Здесь находились многие, кто принимал участие в судьбе пациентки последние дни. В консилиуме учувствовали заведующий реанимацией, лечащий врач больной, невропатологи, и семейный адвокат. У всех этих людей с мрачными лицами была общая цель — убедиться самим и убедить родственников больной в том, что надежды на спасения больше нет. Предстояло провести несколько тестов, главными из которых были оценка на самостоятельное дыхание и кашлевой рефлекс. По команде заведующего выключили аппарат искусственного дыхания.
Тикали секунды, но ни один мускул не дрогнул на лице пациентки. Она безмятежно лежала, совсем не заботясь об отсутствии воздуха в своих легких. Руководивший процессом невропатолог пошевелил торчащую из горла больной дыхательную трубку, пытаясь вызвать кашлевой рефлекс. Кашлять пациентка тоже не хотела. Всю свою жизнь она каждым утром исправно откашливалась. Каждым, но только не этим. Через минуту за нее вновь дышал аппарат.
* * *
Виче снова снилась бронхоскопия. Картина этой неприятной процедуры всегда посещала ее во сне, когда она задыхалась.
Трубка, через которую врач осматривал ее легкие, закрывала доступ воздуха и вызывала неконтролируемый кашель. Вича пыталась проснуться, но зловещий сон не отпускал ее.
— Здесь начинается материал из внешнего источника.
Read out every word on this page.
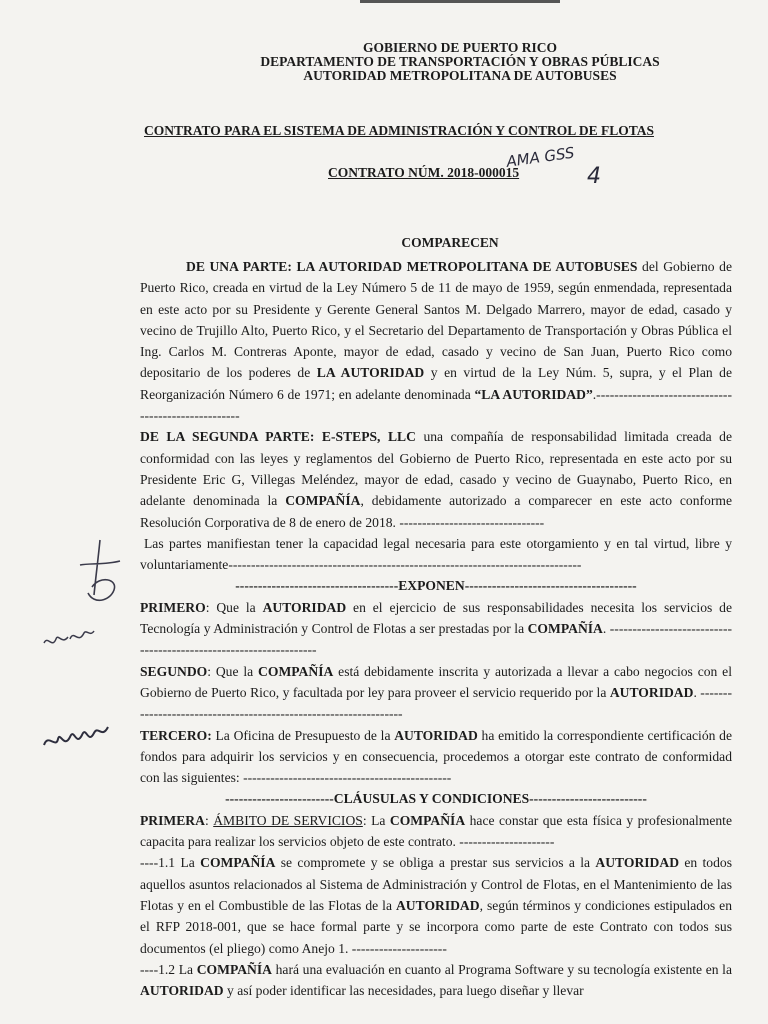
GOBIERNO DE PUERTO RICO
DEPARTAMENTO DE TRANSPORTACIÓN Y OBRAS PÚBLICAS
AUTORIDAD METROPOLITANA DE AUTOBUSES
CONTRATO PARA EL SISTEMA DE ADMINISTRACIÓN Y CONTROL DE FLOTAS
CONTRATO NÚM. 2018-000015
AMA GSS
4
COMPARECEN

DE UNA PARTE: LA AUTORIDAD METROPOLITANA DE AUTOBUSES del Gobierno de Puerto Rico, creada en virtud de la Ley Número 5 de 11 de mayo de 1959, según enmendada, representada en este acto por su Presidente y Gerente General Santos M. Delgado Marrero, mayor de edad, casado y vecino de Trujillo Alto, Puerto Rico, y el Secretario del Departamento de Transportación y Obras Pública el Ing. Carlos M. Contreras Aponte, mayor de edad, casado y vecino de San Juan, Puerto Rico como depositario de los poderes de LA AUTORIDAD y en virtud de la Ley Núm. 5, supra, y el Plan de Reorganización Número 6 de 1971; en adelante denominada “LA AUTORIDAD”.----------------------------------------------------

DE LA SEGUNDA PARTE: E-STEPS, LLC una compañía de responsabilidad limitada creada de conformidad con las leyes y reglamentos del Gobierno de Puerto Rico, representada en este acto por su Presidente Eric G, Villegas Meléndez, mayor de edad, casado y vecino de Guaynabo, Puerto Rico, en adelante denominada la COMPAÑÍA, debidamente autorizado a comparecer en este acto conforme Resolución Corporativa de 8 de enero de 2018. --------------------------------

Las partes manifiestan tener la capacidad legal necesaria para este otorgamiento y en tal virtud, libre y voluntariamente------------------------------------------------------------------------------

------------------------------------EXPONEN--------------------------------------

PRIMERO: Que la AUTORIDAD en el ejercicio de sus responsabilidades necesita los servicios de Tecnología y Administración y Control de Flotas a ser prestadas por la COMPAÑÍA. ------------------------------------------------------------------

SEGUNDO: Que la COMPAÑÍA está debidamente inscrita y autorizada a llevar a cabo negocios con el Gobierno de Puerto Rico, y facultada por ley para proveer el servicio requerido por la AUTORIDAD. -----------------------------------------------------------------

TERCERO: La Oficina de Presupuesto de la AUTORIDAD ha emitido la correspondiente certificación de fondos para adquirir los servicios y en consecuencia, procedemos a otorgar este contrato de conformidad con las siguientes: ----------------------------------------------

------------------------CLÁUSULAS Y CONDICIONES--------------------------

PRIMERA: ÁMBITO DE SERVICIOS: La COMPAÑÍA hace constar que esta física y profesionalmente capacita para realizar los servicios objeto de este contrato. ---------------------

----1.1 La COMPAÑÍA se compromete y se obliga a prestar sus servicios a la AUTORIDAD en todos aquellos asuntos relacionados al Sistema de Administración y Control de Flotas, en el Mantenimiento de las Flotas y en el Combustible de las Flotas de la AUTORIDAD, según términos y condiciones estipulados en el RFP 2018-001, que se hace formal parte y se incorpora como parte de este Contrato con todos sus documentos (el pliego) como Anejo 1. ---------------------

----1.2 La COMPAÑÍA hará una evaluación en cuanto al Programa Software y su tecnología existente en la AUTORIDAD y así poder identificar las necesidades, para luego diseñar y llevar
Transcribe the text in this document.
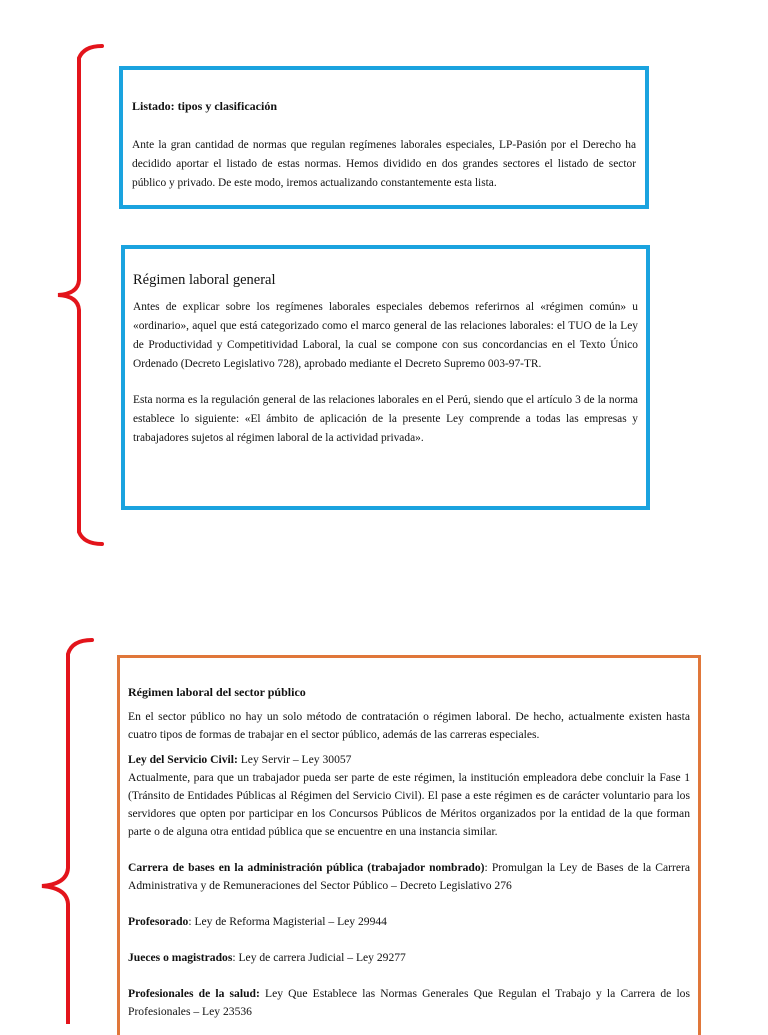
Listado: tipos y clasificación
Ante la gran cantidad de normas que regulan regímenes laborales especiales, LP-Pasión por el Derecho ha decidido aportar el listado de estas normas. Hemos dividido en dos grandes sectores el listado de sector público y privado. De este modo, iremos actualizando constantemente esta lista.
Régimen laboral general
Antes de explicar sobre los regímenes laborales especiales debemos referirnos al «régimen común» u «ordinario», aquel que está categorizado como el marco general de las relaciones laborales: el TUO de la Ley de Productividad y Competitividad Laboral, la cual se compone con sus concordancias en el Texto Único Ordenado (Decreto Legislativo 728), aprobado mediante el Decreto Supremo 003-97-TR.
Esta norma es la regulación general de las relaciones laborales en el Perú, siendo que el artículo 3 de la norma establece lo siguiente: «El ámbito de aplicación de la presente Ley comprende a todas las empresas y trabajadores sujetos al régimen laboral de la actividad privada».
Régimen laboral del sector público

En el sector público no hay un solo método de contratación o régimen laboral. De hecho, actualmente existen hasta cuatro tipos de formas de trabajar en el sector público, además de las carreras especiales.

Ley del Servicio Civil: Ley Servir – Ley 30057

Actualmente, para que un trabajador pueda ser parte de este régimen, la institución empleadora debe concluir la Fase 1 (Tránsito de Entidades Públicas al Régimen del Servicio Civil). El pase a este régimen es de carácter voluntario para los servidores que opten por participar en los Concursos Públicos de Méritos organizados por la entidad de la que forman parte o de alguna otra entidad pública que se encuentre en una instancia similar.

Carrera de bases en la administración pública (trabajador nombrado): Promulgan la Ley de Bases de la Carrera Administrativa y de Remuneraciones del Sector Público – Decreto Legislativo 276

Profesorado: Ley de Reforma Magisterial – Ley 29944

Jueces o magistrados: Ley de carrera Judicial – Ley 29277

Profesionales de la salud: Ley Que Establece las Normas Generales Que Regulan el Trabajo y la Carrera de los Profesionales – Ley 23536
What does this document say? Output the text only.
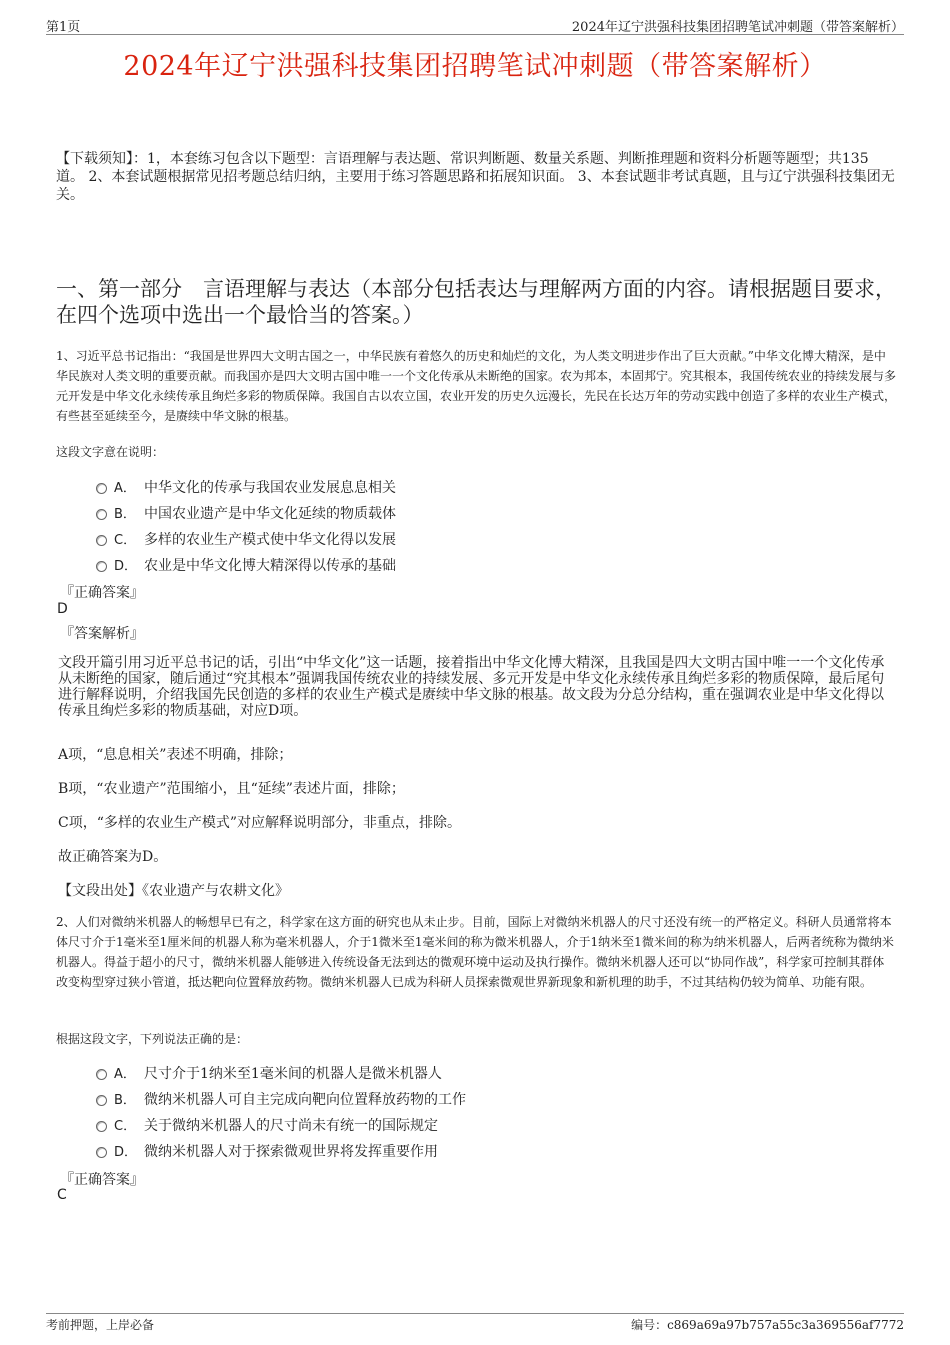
第1页	2024年辽宁洪强科技集团招聘笔试冲刺题（带答案解析）
2024年辽宁洪强科技集团招聘笔试冲刺题（带答案解析）
【下载须知】：1，本套练习包含以下题型：言语理解与表达题、常识判断题、数量关系题、判断推理题和资料分析题等题型；共135道。 2、本套试题根据常见招考题总结归纳，主要用于练习答题思路和拓展知识面。 3、本套试题非考试真题，且与辽宁洪强科技集团无关。
一、第一部分　言语理解与表达（本部分包括表达与理解两方面的内容。请根据题目要求，在四个选项中选出一个最恰当的答案。）
1、习近平总书记指出：“我国是世界四大文明古国之一，中华民族有着悠久的历史和灿烂的文化，为人类文明进步作出了巨大贡献。”中华文化博大精深，是中华民族对人类文明的重要贡献。而我国亦是四大文明古国中唯一一个文化传承从未断绝的国家。农为邦本，本固邦宁。究其根本，我国传统农业的持续发展与多元开发是中华文化永续传承且绚烂多彩的物质保障。我国自古以农立国，农业开发的历史久远漫长，先民在长达万年的劳动实践中创造了多样的农业生产模式，有些甚至延续至今，是赓续中华文脉的根基。
这段文字意在说明：
A． 中华文化的传承与我国农业发展息息相关
B． 中国农业遗产是中华文化延续的物质载体
C． 多样的农业生产模式使中华文化得以发展
D． 农业是中华文化博大精深得以传承的基础
『正确答案』
D
『答案解析』
文段开篇引用习近平总书记的话，引出“中华文化”这一话题，接着指出中华文化博大精深，且我国是四大文明古国中唯一一个文化传承从未断绝的国家，随后通过“究其根本”强调我国传统农业的持续发展、多元开发是中华文化永续传承且绚烂多彩的物质保障，最后尾句进行解释说明，介绍我国先民创造的多样的农业生产模式是赓续中华文脉的根基。故文段为分总分结构，重在强调农业是中华文化得以传承且绚烂多彩的物质基础，对应D项。
A项，“息息相关”表述不明确，排除；
B项，“农业遗产”范围缩小，且“延续”表述片面，排除；
C项，“多样的农业生产模式”对应解释说明部分，非重点，排除。
故正确答案为D。
【文段出处】《农业遗产与农耕文化》
2、人们对微纳米机器人的畅想早已有之，科学家在这方面的研究也从未止步。目前，国际上对微纳米机器人的尺寸还没有统一的严格定义。科研人员通常将本体尺寸介于1毫米至1厘米间的机器人称为毫米机器人，介于1微米至1毫米间的称为微米机器人，介于1纳米至1微米间的称为纳米机器人，后两者统称为微纳米机器人。得益于超小的尺寸，微纳米机器人能够进入传统设备无法到达的微观环境中运动及执行操作。微纳米机器人还可以“协同作战”，科学家可控制其群体改变构型穿过狭小管道，抵达靶向位置释放药物。微纳米机器人已成为科研人员探索微观世界新现象和新机理的助手，不过其结构仍较为简单、功能有限。
根据这段文字，下列说法正确的是：
A． 尺寸介于1纳米至1毫米间的机器人是微米机器人
B． 微纳米机器人可自主完成向靶向位置释放药物的工作
C． 关于微纳米机器人的尺寸尚未有统一的国际规定
D． 微纳米机器人对于探索微观世界将发挥重要作用
『正确答案』
C
考前押题，上岸必备	编号：c869a69a97b757a55c3a369556af7772
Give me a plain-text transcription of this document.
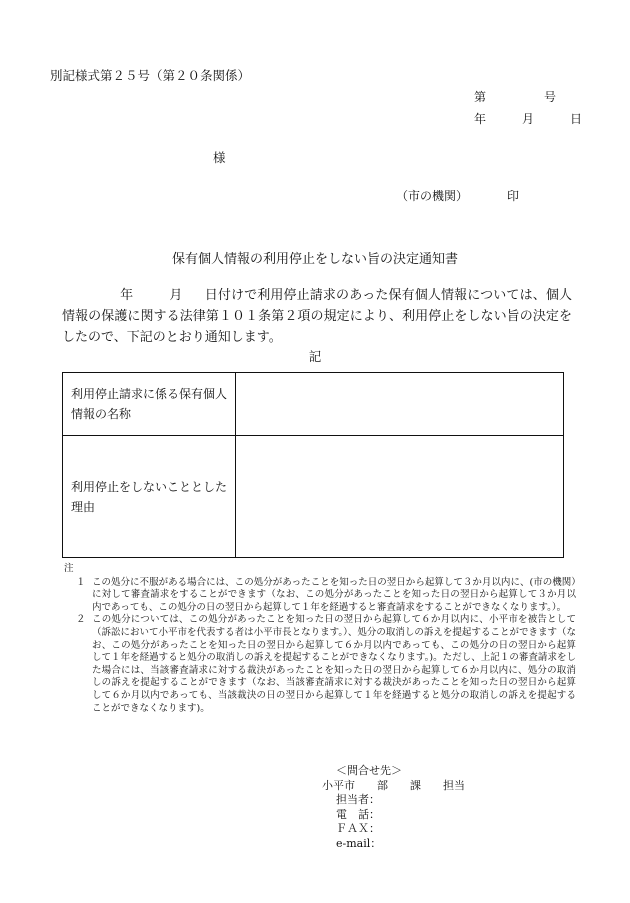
別記様式第２５号（第２０条関係）
第	号
年	月	日
様
（市の機関）	印
保有個人情報の利用停止をしない旨の決定通知書
年	月 日付けで利用停止請求のあった保有個人情報については、個人情報の保護に関する法律第１０１条第２項の規定により、利用停止をしない旨の決定をしたので、下記のとおり通知します。
記
利用停止請求に係る保有個人情報の名称	
利用停止をしないこととした理由	
注
１ この処分に不服がある場合には、この処分があったことを知った日の翌日から起算して３か月以内に、(市の機関）に対して審査請求をすることができます（なお、この処分があったことを知った日の翌日から起算して３か月以内であっても、この処分の日の翌日から起算して１年を経過すると審査請求をすることができなくなります。）。
２ この処分については、この処分があったことを知った日の翌日から起算して６か月以内に、小平市を被告として（訴訟において小平市を代表する者は小平市長となります。）、処分の取消しの訴えを提起することができます（なお、この処分があったことを知った日の翌日から起算して６か月以内であっても、この処分の日の翌日から起算して１年を経過すると処分の取消しの訴えを提起することができなくなります。)。ただし、上記１の審査請求をした場合には、当該審査請求に対する裁決があったことを知った日の翌日から起算して６か月以内に、処分の取消しの訴えを提起することができます（なお、当該審査請求に対する裁決があったことを知った日の翌日から起算して６か月以内であっても、当該裁決の日の翌日から起算して１年を経過すると処分の取消しの訴えを提起することができなくなります)。
＜問合せ先＞
小平市 部 課 担当
担当者：
電　話：
ＦＡＸ：
e-mail：
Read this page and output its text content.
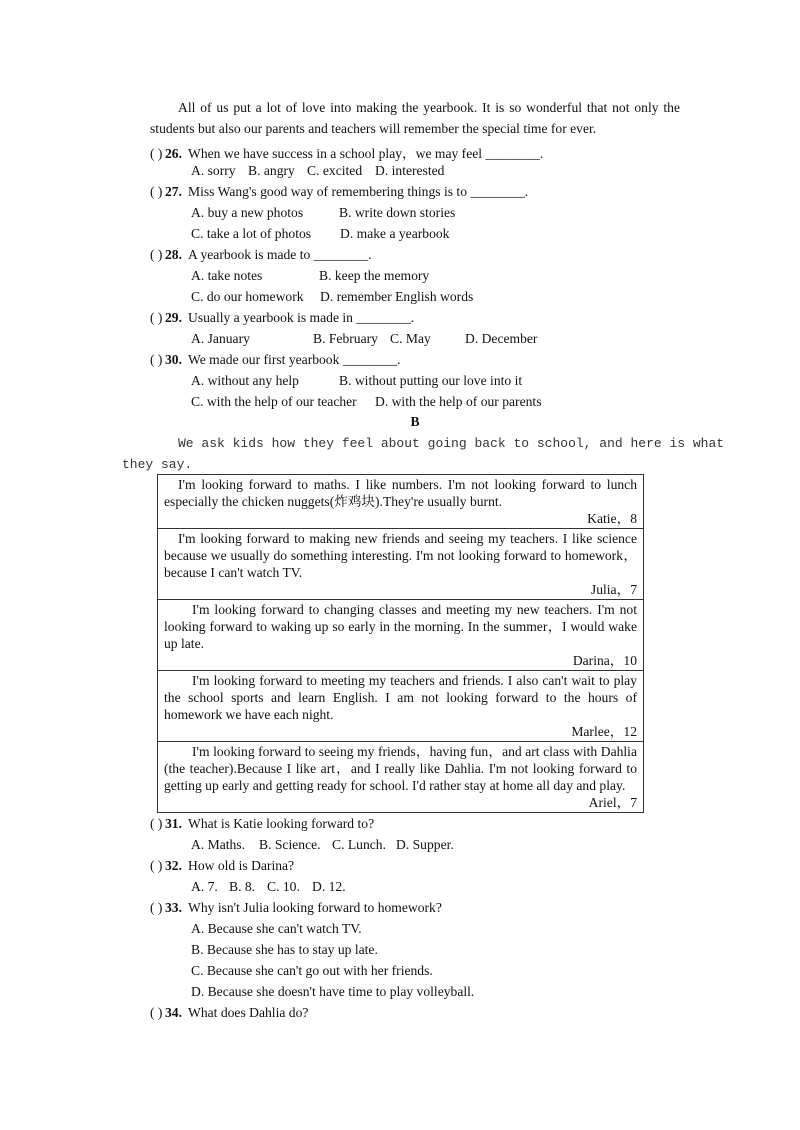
All of us put a lot of love into making the yearbook. It is so wonderful that not only the students but also our parents and teachers will remember the special time for ever.
( ) 26. When we have success in a school play，we may feel ________.
A. sorry B. angry C. excited D. interested
( ) 27. Miss Wang's good way of remembering things is to ________.
A. buy a new photos	B. write down stories
C. take a lot of photos D. make a yearbook
( ) 28. A yearbook is made to ________.
A. take notes	B. keep the memory
C. do our homework D. remember English words
( ) 29. Usually a yearbook is made in ________.
A. January	B. February C. May	D. December
( ) 30. We made our first yearbook ________.
A. without any help	B. without putting our love into it
C. with the help of our teacher D. with the help of our parents
B
We ask kids how they feel about going back to school, and here is what
they say.
I'm looking forward to maths. I like numbers. I'm not looking forward to lunch especially the chicken nuggets(炸鸡块).They're usually burnt.
Katie，8
I'm looking forward to making new friends and seeing my teachers. I like science because we usually do something interesting. I'm not looking forward to homework，because I can't watch TV.
Julia，7
I'm looking forward to changing classes and meeting my new teachers. I'm not looking forward to waking up so early in the morning. In the summer，I would wake up late.
Darina，10
I'm looking forward to meeting my teachers and friends. I also can't wait to play the school sports and learn English. I am not looking forward to the hours of homework we have each night.
Marlee，12
I'm looking forward to seeing my friends，having fun，and art class with Dahlia (the teacher).Because I like art，and I really like Dahlia. I'm not looking forward to getting up early and getting ready for school. I'd rather stay at home all day and play.
Ariel，7
( ) 31. What is Katie looking forward to?
A. Maths. B. Science. C. Lunch. D. Supper.
( ) 32. How old is Darina?
A. 7. B. 8. C. 10. D. 12.
( ) 33. Why isn't Julia looking forward to homework?
A. Because she can't watch TV.
B. Because she has to stay up late.
C. Because she can't go out with her friends.
D. Because she doesn't have time to play volleyball.
( ) 34. What does Dahlia do?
Свистящие хрипы разбудили мужа. Он вскочил и растолкал жену.
Включив свет, он увидел потерянный взгляд своей любимой.
Она беззвучно шевелила посиневшими губами и тянулась к хомутику от кислородного генератора. Дича усадил ее, подпер спину подушками. Вставив ей в нос канюли от хомутика, муж подбежал в коридор к аппарату и включил подачу кислорода.
Бьющая в нос струя вернула Вичу к жизни.
— Может, съездим в больницу? — с тревогой в голосе спросил Дича.
— Не надо! Я сама виновата. Решила, что могу обойтись без кислорода, вот и поплатилась. Лучше убавь силу струи, а то обжигает нос.
Дича отправился перенастраивать генератор.
— Да и некогда мне болеть! — громко прокричала ему вслед жена уже вернувшимся голосом.